Fess up ladies, we have all faced it; that moment when the guy that you are interested in starts being flaky, and you don’t know what to do. There are several ways that a guy can start being flaky. Maybe, after what you thought was a wonderful night, he just didn’t text you or return your calls. Or perhaps he has ghosted you, totally disappearing after a few hours of fun or worse, after a few months of intimacy. It could even be that he waited until you feel in love, and then fell off the face of the earth. Or maybe he simply stood you up for a date that you’d been looking forward to all week.
Flakiness is Becoming More Common
Sadly, it is not uncommon in today’s society for a man to ghost you, disappearing for good and leaving you to dwell on what you may have done wrong.

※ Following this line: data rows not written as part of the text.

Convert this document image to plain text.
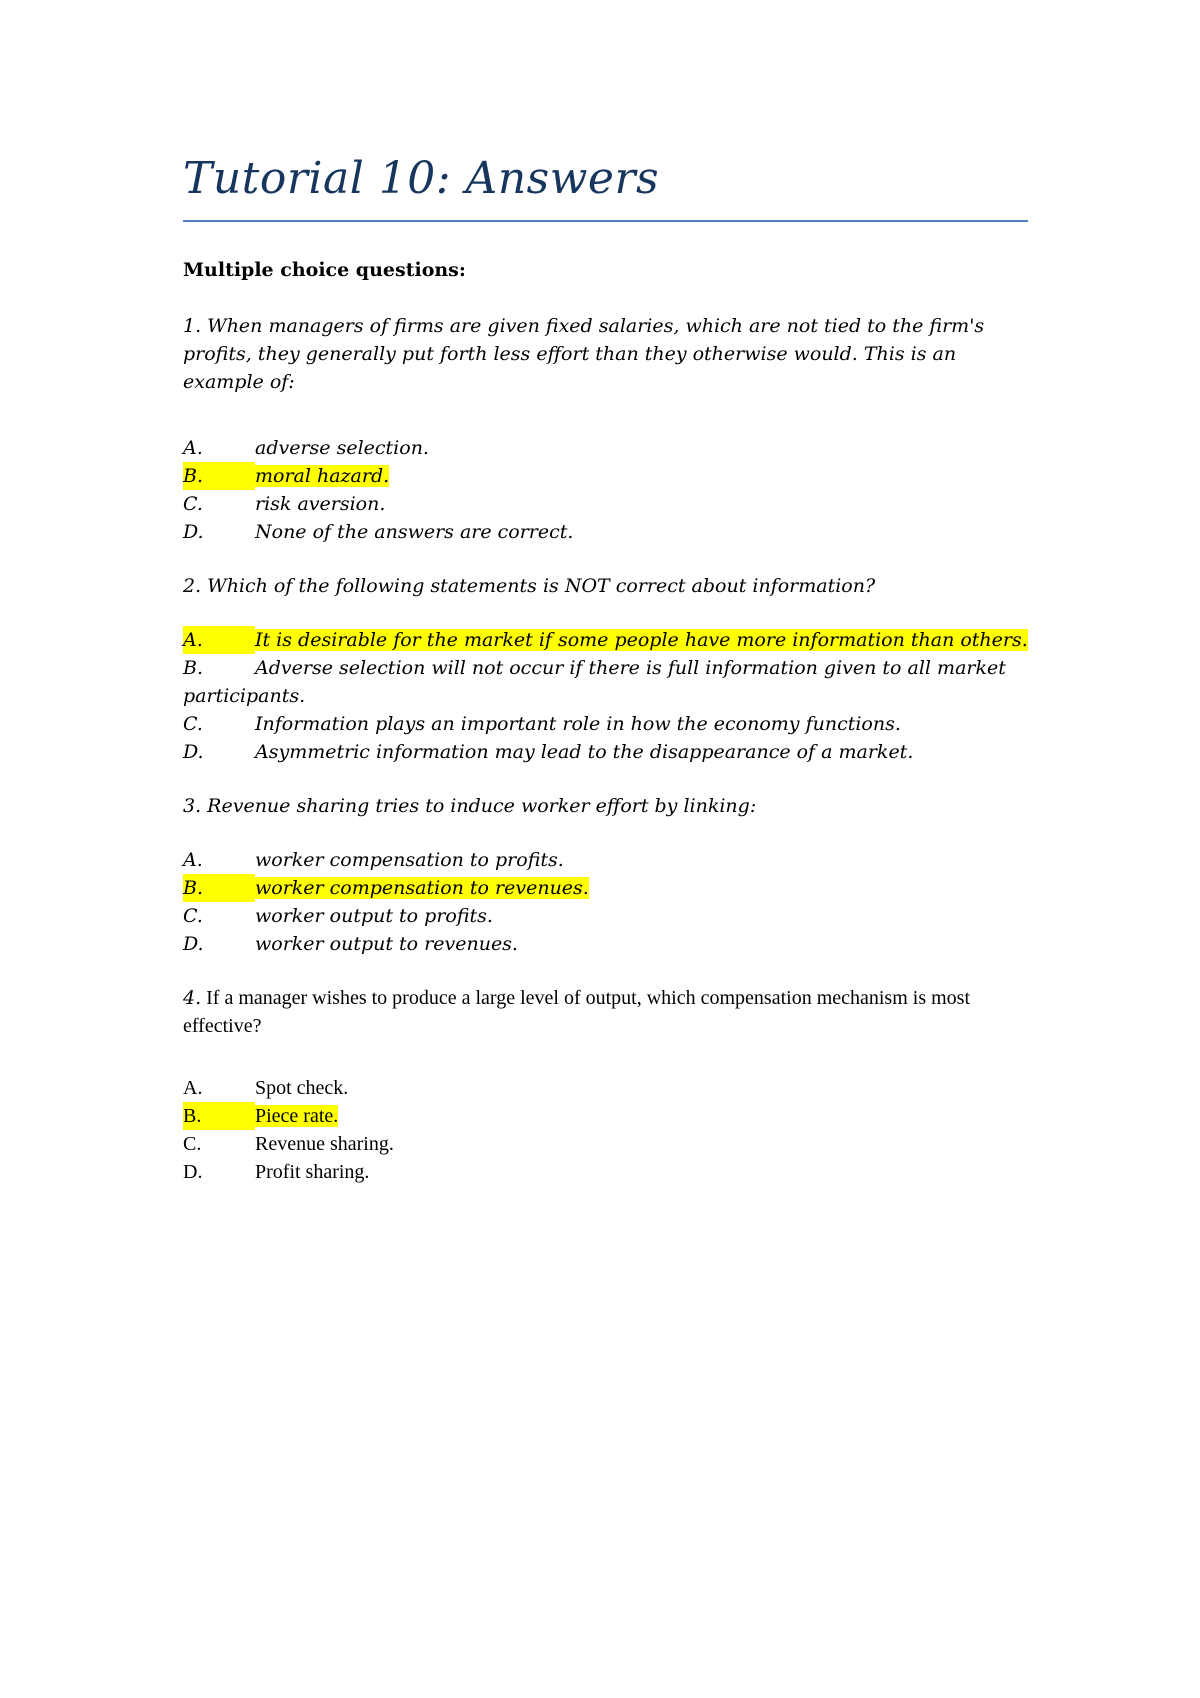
Tutorial 10: Answers
Multiple choice questions:
1. When managers of firms are given fixed salaries, which are not tied to the firm's profits, they generally put forth less effort than they otherwise would. This is an example of:
A.	adverse selection.
B.	moral hazard.
C.	risk aversion.
D.	None of the answers are correct.
2. Which of the following statements is NOT correct about information?
A.	It is desirable for the market if some people have more information than others.
B.	Adverse selection will not occur if there is full information given to all market participants.
C.	Information plays an important role in how the economy functions.
D.	Asymmetric information may lead to the disappearance of a market.
3. Revenue sharing tries to induce worker effort by linking:
A.	worker compensation to profits.
B.	worker compensation to revenues.
C.	worker output to profits.
D.	worker output to revenues.
4. If a manager wishes to produce a large level of output, which compensation mechanism is most effective?
A.	Spot check.
B.	Piece rate.
C.	Revenue sharing.
D.	Profit sharing.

Another common way that men may run away is called “zombieing.” For this cowardly act, the guy may return and act as if all is well, never addressing the reason that he left in the first place or offering you any type of apology. To drop in and out of someone’s life in such a way is often a sign that he could be a narcissist, but that is a subject for another day.
Don’t be a Flaky Jerk
Despite the fact that it is becoming more and more common for someone to ghost or zombie someone, it still a horrible thing to do and often leaves the victim in a state of insecurity. If someone plans a date with a person and then just doesn’t show up, they should at least send a text with some sort of explanation. Even a lame excuse is better than none. And guys, with cancellations, sooner is better than later. Don’t wait until she’s gotten all dressed up and sat for hours waiting for you to offer your apology. Give her time to make other plans.
What Makes a Guy Flake?
For many, the idea of what is the right thing to do and what is the wrong thing to do in a relationship is cut and dry. The proper way to treat someone seems easy to most people, and so we assume that everyone should have learned better than to ghost or zombie another person. But what people did and did not do on dates even a decade ago is so different than what is accepted now.

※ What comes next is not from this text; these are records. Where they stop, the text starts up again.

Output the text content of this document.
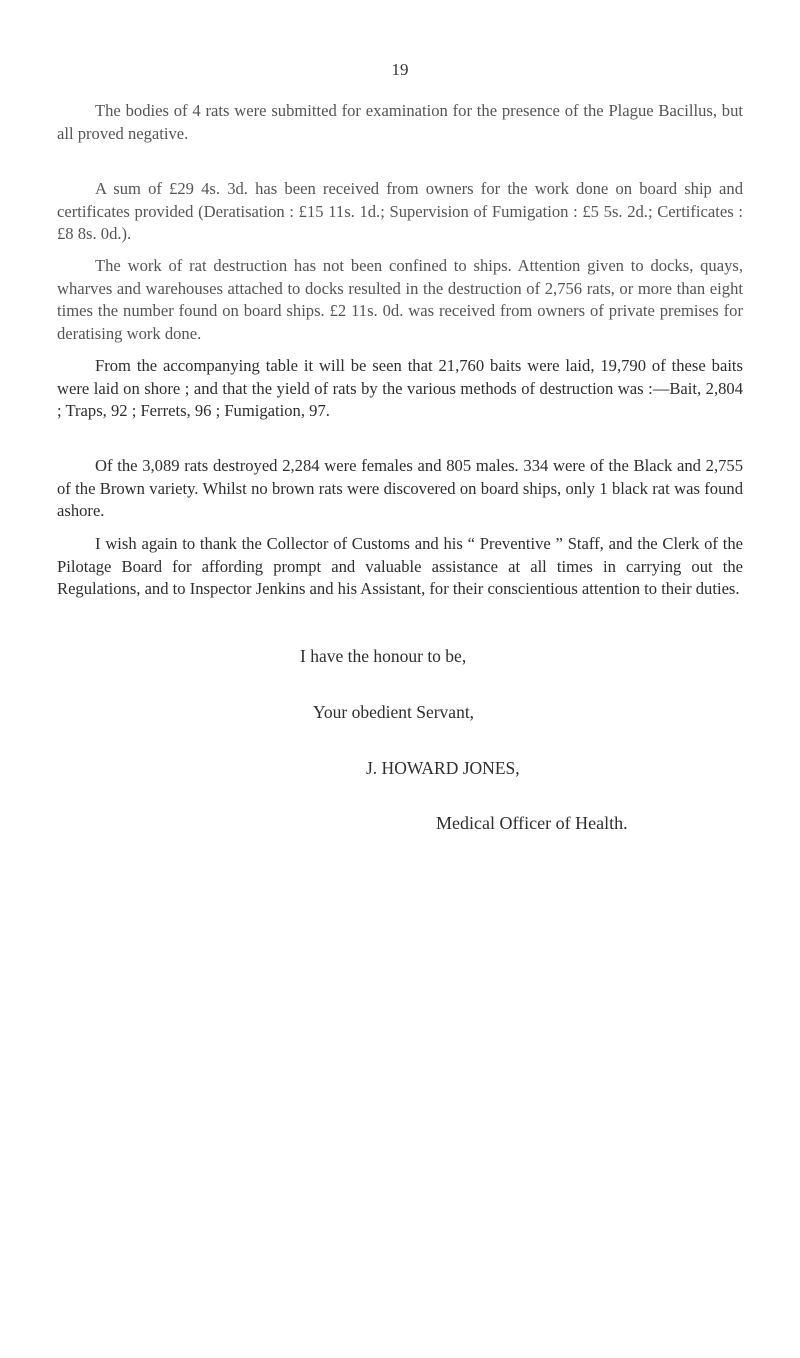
19

The bodies of 4 rats were submitted for examination for the presence of the Plague Bacillus, but all proved negative.

A sum of £29 4s. 3d. has been received from owners for the work done on board ship and certificates provided (Deratisation : £15 11s. 1d.; Supervision of Fumigation : £5 5s. 2d.; Certificates : £8 8s. 0d.).

The work of rat destruction has not been confined to ships. Attention given to docks, quays, wharves and warehouses attached to docks resulted in the destruction of 2,756 rats, or more than eight times the number found on board ships. £2 11s. 0d. was received from owners of private premises for deratising work done.

From the accompanying table it will be seen that 21,760 baits were laid, 19,790 of these baits were laid on shore ; and that the yield of rats by the various methods of destruction was :—Bait, 2,804 ; Traps, 92 ; Ferrets, 96 ; Fumigation, 97.

Of the 3,089 rats destroyed 2,284 were females and 805 males. 334 were of the Black and 2,755 of the Brown variety. Whilst no brown rats were discovered on board ships, only 1 black rat was found ashore.

I wish again to thank the Collector of Customs and his “ Preventive ” Staff, and the Clerk of the Pilotage Board for affording prompt and valuable assistance at all times in carrying out the Regulations, and to Inspector Jenkins and his Assistant, for their conscientious attention to their duties.

I have the honour to be,
Your obedient Servant,
J. HOWARD JONES,
Medical Officer of Health.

In the age of technology, it seems that the rules have changed for every type of relationship. From friendships to family ties to dating, people everywhere have lost the fine art of giving another person the attention that an event deserves. At one time, when a group of friends had a party, everyone gave each other their full attention, but now it seems that people are constantly glued to their smartphones and our relationships have gone from talking to those across the table to chatting with everyone on Facebook and ignoring the ones who are closest to us.
With this being the new norm, it is easy to see why many guys may not even realize that they are being flaky, or that what they are doing is wrong. After all, it seems that everyone, both men and women, has become comfortable with ignoring their friends, relatives, and loved ones, and vanishing whenever they feel like it. Your guy may not even realize that he has upset you… or he may feel like it is unfair for him to be expected to be “appropriate” when no one else seems to be. Unfortunately, not all guys will act like you want them to.
Teach him not to be Flaky
There are options when your man is pulling away. This is where you come in. It is your job to teach others how to treat you. You cannot expect a man, or anyone else to be able to read your mind or understand your standards if you don’t set them. It is not fair to hold him to a much higher standard than you yourself have, or than you hold your friends and loved ones to. Would you freak out on your best friend if he or she didn’t immediately answer your texts? If the answer is, “No,” then you shouldn’t do it to him.
Do you expect others to automatically know what bothers you when you first meet them? If not, then you cannot expect him to know until you teach him. You cannot be angry with him for failing to meet your expectations if he has no idea what those expectations are. People all have different sets of standards and issues that really irk their nerves. Let him know what yours are.
Is There a Reason for His Flakiness?
For example, maybe you are a stickler for time. If you set a time to meet someone, you may expect them to be there precisely when you agreed… not before and not after, but at the set time. If this is you, then you might have to let him in in that secret, because not everyone is like that.
Or, it could be that he is the one who is rigid about timelines. Maybe you showed up late, and so he ghosted you? If that is the case, he should have let you know what his standards were. You can see why setting standards is important early on. If you have not let him know what you expect, you cannot blame him when he doesn’t meet those expectations.
When Unexcused Flakiness is a Dealbreaker
You should tell him when you are setting a date that if he can’t show up for any reason, to text or call you and let you know as soon as possible. If you have made that expectation clear to him and he still stands you up with no warning, then you have every reason to be angry with him.
The same is true of ghosting and zombieing. Before you start becoming serious at all, have a discussion with him about this. Maybe bring up how technology has made this an acceptable thing to do in society but make it obvious that this is completely unacceptable to you. If you make your expectations known and he still acts flaky with no valid excuse, then you have your answer on whether or not you should let this relationship go any further. After all, as Mayo Angelou says, “When someone shows you who they are, believe them the first time.”